Additionally, when required, departure instructions specify the actual heading to be flown after takeoff, as is the case in Figure 1-37 under the departure route description, “Climb via heading 112 degrees…” Some existing procedures specify, “Climb runway heading.”Over time, both of these departure instructions will be updated to read, “Climb heading 112 degrees….” Runway heading is the magnetic direction that corresponds with the runway centerline extended (charted on the airport diagram), not the numbers painted on the runway. Pilots cleared to “fly or maintain runway heading” are expected to fly or maintain the published heading that corresponds with the extended centerline of the departure runway (until otherwise instructed by ATC), and are not to apply drift correction (e.g., RWY 11, actual magnetic heading of the runway centerline 112.2 degrees, “fly heading 112 degrees”). In the event of parallel departures, this prevents a loss of separation caused by only one aircraft applying a wind drift.
An important consideration to make during your flight planning is whether or not you are able to fly your chosen departure procedure as charted.
Responsibility for the safe execution of DPs rests on the shoulders of both ATC and the pilot. Without the interest and attention of both parties, the IFR system cannot work in harmony, and achievement of safety is impossible.
ATC, in all forms, is responsible for issuing clearances appropriate to the operations being conducted, assigning altitudes for IFR flight above the minimum IFR altitudes for a specific area of controlled airspace, ensuring the pilot has acknowledged the clearance or instructions, and ensuring the correct read back of instructions. Specifically related to departures, ATC is responsible for specifying the direction of takeoff or initial heading when necessary, obtaining pilot concurrence that the procedure complies with local traffic patterns, terrain, and obstruction clearance, and including DP as part of the ATC clearance when pilot compliance for separation is necessary.

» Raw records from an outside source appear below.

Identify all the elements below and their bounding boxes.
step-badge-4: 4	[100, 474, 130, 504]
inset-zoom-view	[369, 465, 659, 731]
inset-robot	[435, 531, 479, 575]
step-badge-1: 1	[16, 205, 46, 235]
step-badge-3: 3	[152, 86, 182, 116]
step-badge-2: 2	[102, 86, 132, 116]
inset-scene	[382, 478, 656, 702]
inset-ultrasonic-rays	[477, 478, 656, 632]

The pilot has a number of responsibilities when simply operating in conjunction with ATC or when using DPs under an IFR clearance:
- Acknowledge receipt and understanding of an ATC clearance.
- Read back any part of a clearance that contains “hold short” instructions.
- Request clarification of clearances.
- Request an amendment to a clearance if it is unacceptable from a safety perspective.
- Promptly comply with ATC requests. Advise ATC immediately if unable to comply with a clearance.
- You are required to contact ATC if you are unable to comply with all-engines-operating climb gradients and climb rates. It is also expected that you are capable of maintaining the climb gradient outlined in either a standard or non-standard DP. If you cannot maintain a standard climb gradient or the climb gradient specified in an ODP, you must wait until you can depart under VMC.
When planning for a departure, pilots should:
- Consider the type of terrain and other obstructions in the vicinity of the airport.
- Determine if obstacle clearance can be maintained visually, or if they need to make use of a DP.
- Determine if an ODP or SID is available for the departure airport.
- Determine what actions allow for a safe departure out of an airport that does not have any type of affiliated DPs.
By simply complying with DPs in their entirety as published, obstacle clearance is guaranteed. Depending on the type of departure used, responsibility for terrain clearance and traffic separation may be shared between pilots and controllers.